The development banks have also been faced with a decade of very rapid change, particularly in the size and structure of the global economy. Private capital flows now dwarf loans from these lending institutions. Private-sector investment, however, has tended to go to projects with high profitability -- often the result of corruption, unfairly low labor costs, lenient environmental standards, and low social costs for health and education. Another important change in the world's economic structure has been the movement of the centrally planned economies of the former Soviet Union, Eastern Europe, China and Indochina (Cambodia, the Lao Peoples Democratic Republic and Vietnam) toward "free markets." The adoption of this strategy, however, has been painful and difficult. In most of these countries, with the notable exception of China, these changes forced millions more into poverty. To a large extent, the world looked to the development banks and their programs to resolve these problems. What they found in many cases was that the banks' existing policies and programs did not meet the needs of the changing world. Indeed, rather than resolving critical environmental and social problems, they were contributing to them. Often this resulted from a lack of institution-building and adequate funding to mitigate social and environmental damage stemming from projects. This occurred in many programs in the Central Asian republics.

However, the dramatic increase in poverty and inequality of the last decade are more the result of failed economic policies, continued bad national governance and increased corruption rather than programs of the development banks. Nevertheless, the lending institutions are the most visible, and their policies and programs are most often called into question.

Social and economic inequality within and among nations also results in large part because governments are not sharing the benefits of development programs with local communities.

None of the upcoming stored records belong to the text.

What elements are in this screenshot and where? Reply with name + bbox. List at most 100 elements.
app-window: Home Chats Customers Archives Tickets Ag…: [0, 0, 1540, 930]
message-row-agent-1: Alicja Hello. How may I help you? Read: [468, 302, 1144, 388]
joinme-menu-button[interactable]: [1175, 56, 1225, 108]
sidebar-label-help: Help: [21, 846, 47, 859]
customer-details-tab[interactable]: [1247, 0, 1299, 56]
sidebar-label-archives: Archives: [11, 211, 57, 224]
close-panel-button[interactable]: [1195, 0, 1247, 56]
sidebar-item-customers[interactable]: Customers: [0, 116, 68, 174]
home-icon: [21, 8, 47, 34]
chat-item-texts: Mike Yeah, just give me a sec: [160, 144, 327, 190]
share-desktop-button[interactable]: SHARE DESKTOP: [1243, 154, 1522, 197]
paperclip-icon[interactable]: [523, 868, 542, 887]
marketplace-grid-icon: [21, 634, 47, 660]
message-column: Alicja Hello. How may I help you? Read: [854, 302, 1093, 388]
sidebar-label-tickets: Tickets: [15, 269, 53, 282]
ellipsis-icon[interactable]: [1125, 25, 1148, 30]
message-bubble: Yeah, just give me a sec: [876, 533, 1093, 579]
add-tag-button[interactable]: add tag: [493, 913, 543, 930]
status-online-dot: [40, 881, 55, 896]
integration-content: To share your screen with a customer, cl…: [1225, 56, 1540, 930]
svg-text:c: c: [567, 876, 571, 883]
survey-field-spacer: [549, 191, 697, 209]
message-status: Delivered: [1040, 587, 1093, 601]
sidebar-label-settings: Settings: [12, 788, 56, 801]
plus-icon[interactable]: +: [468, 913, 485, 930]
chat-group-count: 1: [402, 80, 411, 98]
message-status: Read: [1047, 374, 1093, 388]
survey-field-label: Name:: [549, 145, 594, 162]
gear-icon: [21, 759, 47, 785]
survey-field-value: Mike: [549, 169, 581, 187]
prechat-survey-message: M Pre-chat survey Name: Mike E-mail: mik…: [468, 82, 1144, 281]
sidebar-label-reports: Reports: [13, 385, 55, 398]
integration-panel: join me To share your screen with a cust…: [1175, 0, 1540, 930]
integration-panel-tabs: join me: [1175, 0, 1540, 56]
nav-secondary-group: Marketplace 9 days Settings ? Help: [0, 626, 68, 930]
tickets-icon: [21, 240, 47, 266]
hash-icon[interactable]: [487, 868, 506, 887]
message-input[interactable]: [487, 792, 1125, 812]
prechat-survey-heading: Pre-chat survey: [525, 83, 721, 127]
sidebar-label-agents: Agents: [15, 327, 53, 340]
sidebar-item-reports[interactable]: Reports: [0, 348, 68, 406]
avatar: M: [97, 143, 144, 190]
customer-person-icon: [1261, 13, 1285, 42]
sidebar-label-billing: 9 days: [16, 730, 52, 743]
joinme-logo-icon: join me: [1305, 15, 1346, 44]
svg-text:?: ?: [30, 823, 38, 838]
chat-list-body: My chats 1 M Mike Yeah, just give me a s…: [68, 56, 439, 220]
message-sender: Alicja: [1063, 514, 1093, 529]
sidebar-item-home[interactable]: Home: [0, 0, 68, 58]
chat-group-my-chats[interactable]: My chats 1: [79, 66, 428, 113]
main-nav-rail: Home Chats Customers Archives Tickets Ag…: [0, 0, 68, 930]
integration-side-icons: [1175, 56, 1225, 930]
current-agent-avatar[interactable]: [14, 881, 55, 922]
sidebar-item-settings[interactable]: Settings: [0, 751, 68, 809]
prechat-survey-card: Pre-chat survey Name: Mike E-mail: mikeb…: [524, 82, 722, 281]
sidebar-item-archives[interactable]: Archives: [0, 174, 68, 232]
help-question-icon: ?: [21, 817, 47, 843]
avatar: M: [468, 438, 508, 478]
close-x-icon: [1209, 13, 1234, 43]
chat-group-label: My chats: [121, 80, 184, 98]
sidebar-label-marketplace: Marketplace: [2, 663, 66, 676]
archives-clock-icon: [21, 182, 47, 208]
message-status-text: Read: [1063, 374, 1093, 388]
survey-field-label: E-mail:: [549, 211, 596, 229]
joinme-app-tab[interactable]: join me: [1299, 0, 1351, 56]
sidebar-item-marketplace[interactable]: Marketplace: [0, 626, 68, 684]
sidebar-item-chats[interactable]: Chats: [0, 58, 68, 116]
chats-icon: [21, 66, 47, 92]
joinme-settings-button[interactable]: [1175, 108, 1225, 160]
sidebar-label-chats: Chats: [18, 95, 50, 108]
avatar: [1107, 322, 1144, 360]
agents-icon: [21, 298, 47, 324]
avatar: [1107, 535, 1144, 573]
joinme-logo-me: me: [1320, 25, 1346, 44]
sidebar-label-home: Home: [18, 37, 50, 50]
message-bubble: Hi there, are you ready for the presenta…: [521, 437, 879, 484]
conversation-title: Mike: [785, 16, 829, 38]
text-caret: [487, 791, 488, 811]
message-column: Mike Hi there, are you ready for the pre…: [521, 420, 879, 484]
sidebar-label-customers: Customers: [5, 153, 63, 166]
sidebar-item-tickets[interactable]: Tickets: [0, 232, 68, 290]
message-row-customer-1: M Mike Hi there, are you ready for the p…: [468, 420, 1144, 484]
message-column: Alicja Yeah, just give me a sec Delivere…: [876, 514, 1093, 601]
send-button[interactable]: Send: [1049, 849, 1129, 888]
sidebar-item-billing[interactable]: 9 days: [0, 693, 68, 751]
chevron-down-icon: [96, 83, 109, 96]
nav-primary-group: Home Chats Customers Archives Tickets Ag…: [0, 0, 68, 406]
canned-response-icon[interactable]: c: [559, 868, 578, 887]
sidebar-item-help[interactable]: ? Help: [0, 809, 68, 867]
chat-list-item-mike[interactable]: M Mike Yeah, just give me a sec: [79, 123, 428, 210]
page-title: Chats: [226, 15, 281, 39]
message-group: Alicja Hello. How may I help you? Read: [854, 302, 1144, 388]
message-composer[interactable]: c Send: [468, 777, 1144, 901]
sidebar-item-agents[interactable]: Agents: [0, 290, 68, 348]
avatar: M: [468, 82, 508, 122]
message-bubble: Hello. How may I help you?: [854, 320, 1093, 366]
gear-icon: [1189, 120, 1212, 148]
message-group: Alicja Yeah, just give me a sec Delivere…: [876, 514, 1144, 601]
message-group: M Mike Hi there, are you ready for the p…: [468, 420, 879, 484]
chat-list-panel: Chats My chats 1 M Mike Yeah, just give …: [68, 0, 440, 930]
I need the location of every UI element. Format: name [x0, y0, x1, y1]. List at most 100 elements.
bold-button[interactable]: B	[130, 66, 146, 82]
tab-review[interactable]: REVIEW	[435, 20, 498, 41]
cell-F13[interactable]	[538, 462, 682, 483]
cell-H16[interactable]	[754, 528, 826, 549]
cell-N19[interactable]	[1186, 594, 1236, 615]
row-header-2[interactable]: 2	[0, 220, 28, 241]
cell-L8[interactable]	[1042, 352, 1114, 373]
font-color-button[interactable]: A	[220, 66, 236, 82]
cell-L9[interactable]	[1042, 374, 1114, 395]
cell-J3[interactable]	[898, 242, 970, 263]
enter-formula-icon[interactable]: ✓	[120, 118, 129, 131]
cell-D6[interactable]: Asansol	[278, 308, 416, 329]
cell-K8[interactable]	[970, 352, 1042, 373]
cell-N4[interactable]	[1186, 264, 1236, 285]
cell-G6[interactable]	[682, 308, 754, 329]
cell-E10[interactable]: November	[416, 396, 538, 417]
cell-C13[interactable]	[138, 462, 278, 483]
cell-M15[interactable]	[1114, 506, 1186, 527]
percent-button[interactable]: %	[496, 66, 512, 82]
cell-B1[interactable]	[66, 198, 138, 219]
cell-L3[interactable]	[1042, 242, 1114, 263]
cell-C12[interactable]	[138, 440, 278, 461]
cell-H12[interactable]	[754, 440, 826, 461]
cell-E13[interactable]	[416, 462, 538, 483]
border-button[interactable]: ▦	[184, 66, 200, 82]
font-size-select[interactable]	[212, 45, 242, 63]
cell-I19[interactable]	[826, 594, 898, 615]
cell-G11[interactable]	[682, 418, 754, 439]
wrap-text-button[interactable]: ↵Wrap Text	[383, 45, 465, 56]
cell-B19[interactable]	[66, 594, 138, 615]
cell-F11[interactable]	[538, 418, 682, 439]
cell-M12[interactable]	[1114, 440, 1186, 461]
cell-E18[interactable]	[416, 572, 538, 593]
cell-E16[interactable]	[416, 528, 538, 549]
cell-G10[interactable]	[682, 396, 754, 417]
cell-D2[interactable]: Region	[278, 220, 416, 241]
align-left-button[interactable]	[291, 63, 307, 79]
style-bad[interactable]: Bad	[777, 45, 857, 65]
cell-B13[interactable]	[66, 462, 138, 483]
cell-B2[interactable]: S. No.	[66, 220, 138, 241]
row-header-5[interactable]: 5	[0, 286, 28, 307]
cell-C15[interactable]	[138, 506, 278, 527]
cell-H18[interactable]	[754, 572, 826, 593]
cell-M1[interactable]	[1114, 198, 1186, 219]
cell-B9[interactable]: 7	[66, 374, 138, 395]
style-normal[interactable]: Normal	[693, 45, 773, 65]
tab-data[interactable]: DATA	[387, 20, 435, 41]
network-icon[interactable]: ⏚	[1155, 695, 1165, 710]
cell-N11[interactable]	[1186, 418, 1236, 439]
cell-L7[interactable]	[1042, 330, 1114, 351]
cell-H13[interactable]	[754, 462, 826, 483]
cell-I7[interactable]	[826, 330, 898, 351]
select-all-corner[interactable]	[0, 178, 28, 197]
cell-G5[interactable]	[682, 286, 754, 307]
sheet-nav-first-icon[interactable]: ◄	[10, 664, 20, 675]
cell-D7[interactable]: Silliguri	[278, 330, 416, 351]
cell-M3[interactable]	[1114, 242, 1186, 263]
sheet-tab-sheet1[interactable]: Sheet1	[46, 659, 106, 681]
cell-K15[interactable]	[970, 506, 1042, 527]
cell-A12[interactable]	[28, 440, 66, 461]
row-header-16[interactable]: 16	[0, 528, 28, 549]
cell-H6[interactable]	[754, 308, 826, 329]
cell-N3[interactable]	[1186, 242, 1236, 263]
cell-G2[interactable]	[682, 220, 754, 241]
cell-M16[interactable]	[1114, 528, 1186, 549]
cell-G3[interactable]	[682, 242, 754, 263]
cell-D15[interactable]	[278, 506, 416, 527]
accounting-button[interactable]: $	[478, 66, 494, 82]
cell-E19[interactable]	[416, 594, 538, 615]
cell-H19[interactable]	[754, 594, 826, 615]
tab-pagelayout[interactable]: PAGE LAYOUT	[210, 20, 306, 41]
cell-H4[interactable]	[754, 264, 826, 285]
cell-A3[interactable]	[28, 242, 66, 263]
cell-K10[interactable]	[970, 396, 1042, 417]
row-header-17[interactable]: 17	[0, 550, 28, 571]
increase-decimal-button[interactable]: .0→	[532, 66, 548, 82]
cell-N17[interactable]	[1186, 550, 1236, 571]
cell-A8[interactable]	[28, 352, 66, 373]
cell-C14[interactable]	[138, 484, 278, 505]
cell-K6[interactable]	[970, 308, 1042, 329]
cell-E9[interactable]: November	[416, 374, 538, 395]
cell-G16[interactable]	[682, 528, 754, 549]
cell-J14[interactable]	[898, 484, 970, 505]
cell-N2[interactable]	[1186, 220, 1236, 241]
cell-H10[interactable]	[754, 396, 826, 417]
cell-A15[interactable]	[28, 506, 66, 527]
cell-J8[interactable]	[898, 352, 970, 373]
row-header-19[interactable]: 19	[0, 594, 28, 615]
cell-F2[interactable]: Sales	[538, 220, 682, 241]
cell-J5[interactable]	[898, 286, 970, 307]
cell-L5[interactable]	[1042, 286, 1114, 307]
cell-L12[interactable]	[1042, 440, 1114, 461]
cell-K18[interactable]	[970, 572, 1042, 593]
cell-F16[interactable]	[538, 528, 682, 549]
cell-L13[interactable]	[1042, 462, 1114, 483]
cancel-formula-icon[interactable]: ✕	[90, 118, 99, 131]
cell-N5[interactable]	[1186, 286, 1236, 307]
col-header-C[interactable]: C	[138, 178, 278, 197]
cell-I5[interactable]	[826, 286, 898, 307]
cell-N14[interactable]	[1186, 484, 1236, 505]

This can be accomplished through revenue-sharing between national and local governments, or by earmarking a percentage of profits for the local governments. These programs are difficult to implement and enforce and are further complicated by sovereignty issues. But without such activities, the inequalities of development will continue to be compounded.

It is important to emphasize that loans from the world's development banks last year, although still substantial, totaled about $100 billion -- less than 10 percent of direct foreign investment by transnational corporations. This statistic alone raises the question of who should bear the greater responsibility in ensuring that development projects provide for poverty alleviation: the international and regional development banks or the private sector. In most cases, private investment is held less accountable. There is a clear need to establish better accountability for both large and small transnational corporations. Many of the smaller corporations have the most egregious records for exploiting the poor, and the private sector must at least be held to the same standard as those in place for the development banks.

Nevertheless, development banks require a significant realignment of their policies and programs to meet the needs of the changing world. Those living in poverty are disenfranchised from participating in development decisions that directly impact their lives. A larger voice must be given to them with the help of non-governmental organizations and community action groups. And the banks must address the bias of donor countries, such as Japan's preference for funding physical infrastructure projects that often have the highest social and environmental costs. Banks also must address poor governance in the recipient nations and the lack of transparent decisions by their boards.

Finally, development banks and governments themselves have only in recent years started paying attention to the issue of poverty alleviation. This has largely resulted from the realization that the global community will no longer allow the world's economy to be built on the backs of the 1.3 billion people, primarily women and children, that live on less than a dollar a day.